Femelle doryphore en train de pondre ses oeufs

La seule solution pour les détruire est d’écraser ces plaques d’œufs entre les doigts …..et de renouveler cette action plusieurs fois par semaine.

La même, après “traitement mécanique”
Ponte de doryphore intacte

 

Elles relèvent la tête..

..nos cultures!

  • Et ce n’est pas toujours évident pour elles! Le printemps est toujours une saison intermédiaire et certaines semaines nos cultures ont bien du mal à suivre. Nous venons d’implanter  notre culture d’aubergine ainsi que la majorité de nos tomates (celles implantées précédemment  sont moins nombreuses et dédiées à obtenir des fruits plus précoces).   Mais lorsque les plants, qui étaient jusque là les uns contre les autres dans une caisse avec leurs racines entrecroisées et au frais, se retrouvent seuls plantés dans le sol c’est un peu brutal pour eux. Cela est encore plus vrai si ce même jour le soleil fait monter la température dans le tunnel.
Tomate toutes justes plantées et arrosées

Mais si nous prenons garde à bien les arroser après plantation, ils se redressent assez vite et au bout de quelques jours commencent à émettre de nouvelles racines pour reprendre.

Tomates récemment plantées et redressées!
Courgettes de plein champ
  • Nos cultures de courgettes de plein champ et sous abris ont quand à elles bien repris. Celles de plein champ, qui ont du braver une petite vague de “froid”vont devoir attendre encore quelques semaines avant de former leurs premiers fruits alors que celles plantées sous tunnels ont commencé. Un plant de courgette porte des fleurs mâles et des fleurs femelles.
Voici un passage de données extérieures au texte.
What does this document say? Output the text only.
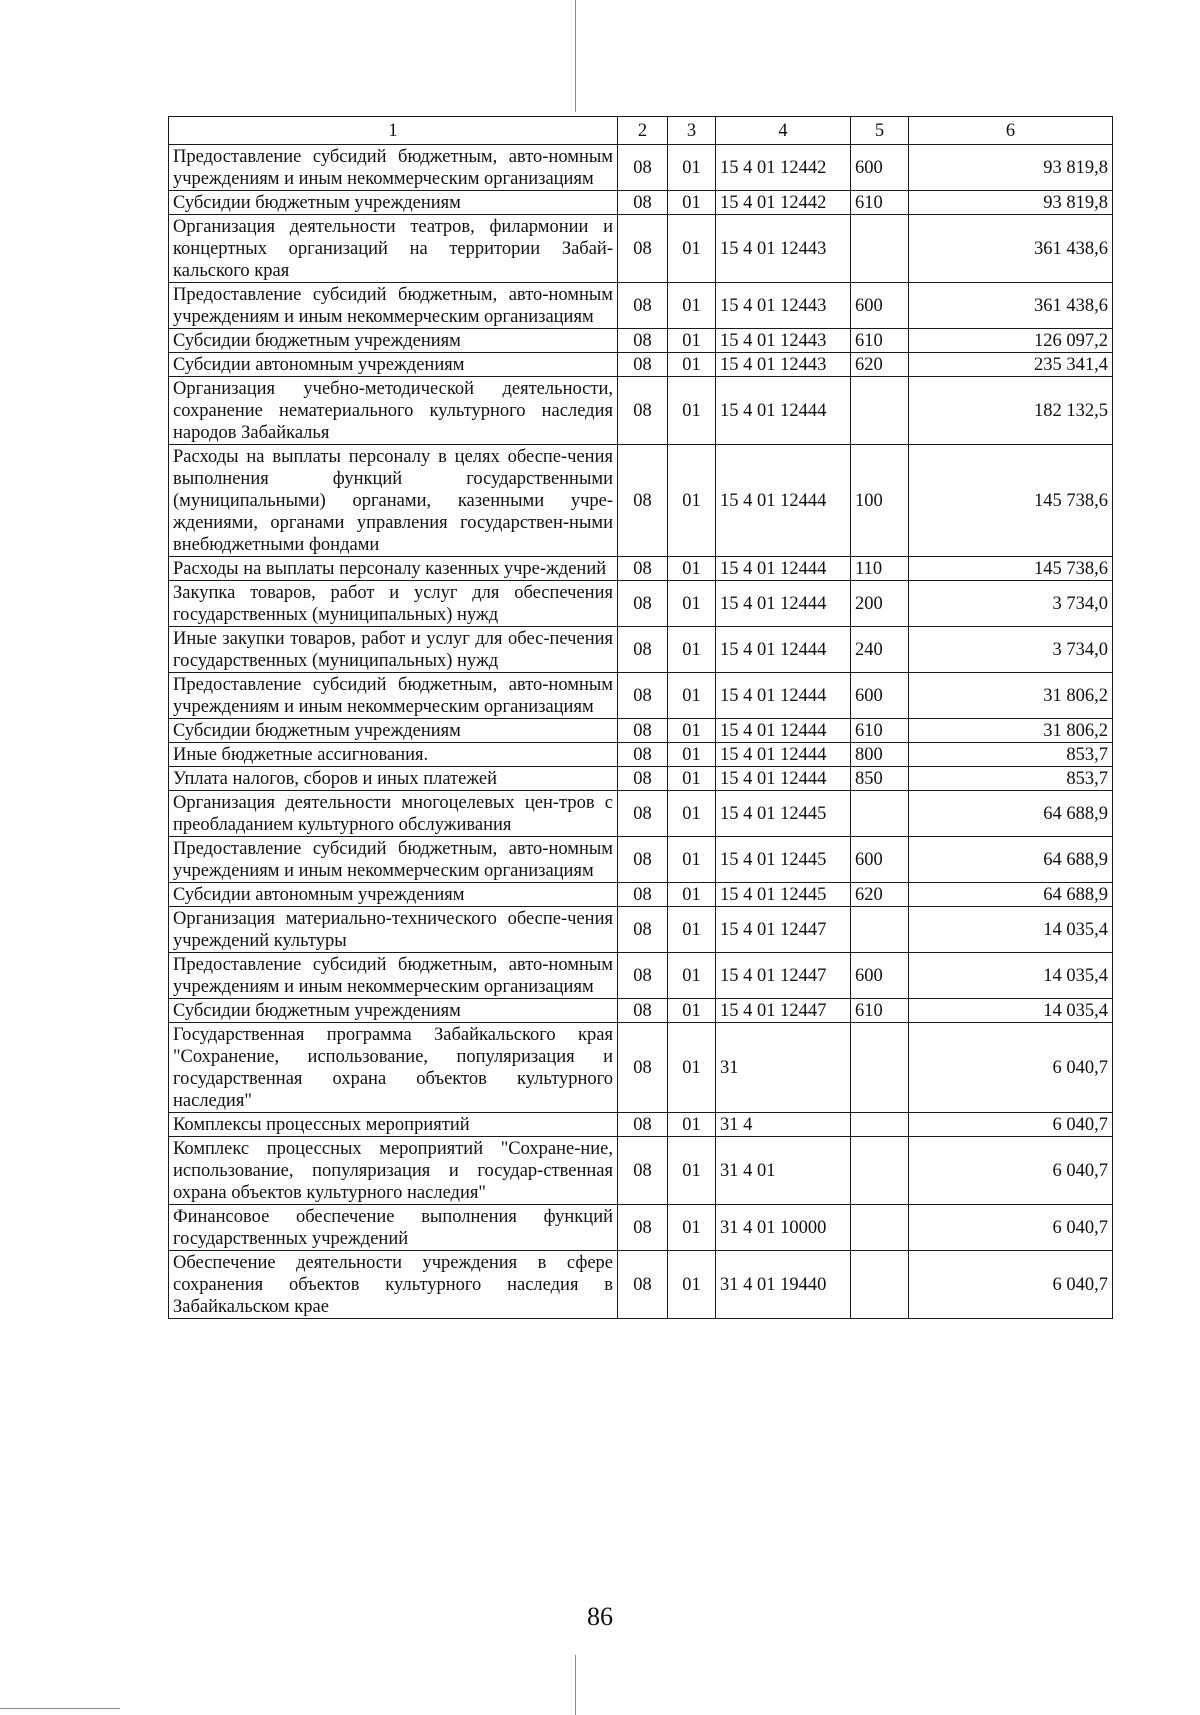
1	2	3	4	5	6
Предоставление субсидий бюджетным, авто-номным учреждениям и иным некоммерческим организациям	08	01	15 4 01 12442	600	93 819,8
Субсидии бюджетным учреждениям	08	01	15 4 01 12442	610	93 819,8
Организация деятельности театров, филармонии и концертных организаций на территории Забай-кальского края	08	01	15 4 01 12443		361 438,6
Предоставление субсидий бюджетным, авто-номным учреждениям и иным некоммерческим организациям	08	01	15 4 01 12443	600	361 438,6
Субсидии бюджетным учреждениям	08	01	15 4 01 12443	610	126 097,2
Субсидии автономным учреждениям	08	01	15 4 01 12443	620	235 341,4
Организация учебно-методической деятельности, сохранение нематериального культурного наследия народов Забайкалья	08	01	15 4 01 12444		182 132,5
Расходы на выплаты персоналу в целях обеспе-чения выполнения функций государственными (муниципальными) органами, казенными учре-ждениями, органами управления государствен-ными внебюджетными фондами	08	01	15 4 01 12444	100	145 738,6
Расходы на выплаты персоналу казенных учре-ждений	08	01	15 4 01 12444	110	145 738,6
Закупка товаров, работ и услуг для обеспечения государственных (муниципальных) нужд	08	01	15 4 01 12444	200	3 734,0
Иные закупки товаров, работ и услуг для обес-печения государственных (муниципальных) нужд	08	01	15 4 01 12444	240	3 734,0
Предоставление субсидий бюджетным, авто-номным учреждениям и иным некоммерческим организациям	08	01	15 4 01 12444	600	31 806,2
Субсидии бюджетным учреждениям	08	01	15 4 01 12444	610	31 806,2
Иные бюджетные ассигнования.	08	01	15 4 01 12444	800	853,7
Уплата налогов, сборов и иных платежей	08	01	15 4 01 12444	850	853,7
Организация деятельности многоцелевых цен-тров с преобладанием культурного обслуживания	08	01	15 4 01 12445		64 688,9
Предоставление субсидий бюджетным, авто-номным учреждениям и иным некоммерческим организациям	08	01	15 4 01 12445	600	64 688,9
Субсидии автономным учреждениям	08	01	15 4 01 12445	620	64 688,9
Организация материально-технического обеспе-чения учреждений культуры	08	01	15 4 01 12447		14 035,4
Предоставление субсидий бюджетным, авто-номным учреждениям и иным некоммерческим организациям	08	01	15 4 01 12447	600	14 035,4
Субсидии бюджетным учреждениям	08	01	15 4 01 12447	610	14 035,4
Государственная программа Забайкальского края "Сохранение, использование, популяризация и государственная охрана объектов культурного наследия"	08	01	31		6 040,7
Комплексы процессных мероприятий	08	01	31 4		6 040,7
Комплекс процессных мероприятий "Сохране-ние, использование, популяризация и государ-ственная охрана объектов культурного наследия"	08	01	31 4 01		6 040,7
Финансовое обеспечение выполнения функций государственных учреждений	08	01	31 4 01 10000		6 040,7
Обеспечение деятельности учреждения в сфере сохранения объектов культурного наследия в Забайкальском крае	08	01	31 4 01 19440		6 040,7
86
Ce sont les fleurs femelles qui forment les courgettes que nous consommons, les fleurs mâles apportent le pollen qui fécondera les fleurs femelles, mais pas sans l’aide des insectes pollinisateurs.
Jeune plant de courgette avec ses premiers fruits
  • Nous avons également pu planter notre principale série de pommes de terre de conservation (même chose que pour les tomates, les pommes de terre implantées plus précocement sont uniquement destinées à obtenir des pommes de terre précoces). Avant de les planter nous avions mis nos tubercules à germer, au chaud mais pas trop!
Caisses de pomme de terre germées prêtes à planter

Cela fait quelques caisses à planter mais avec notre planteuse, cela se passe assez bien et c’est toujours plus plaisant de travailler à deux (enfin trois avec le chauffeur du tracteur)!

Plantation de pommes de terre nouvelles, avec notre planteuse

Nos petits pois et fèves continuent de grandir et comme bien souvent les pucerons les ont rapidement colonisés. Depuis quelques jours, c’est avec plaisir que l’on observe les premiers adultes de coccinelles qui festoient au milieu des colonies.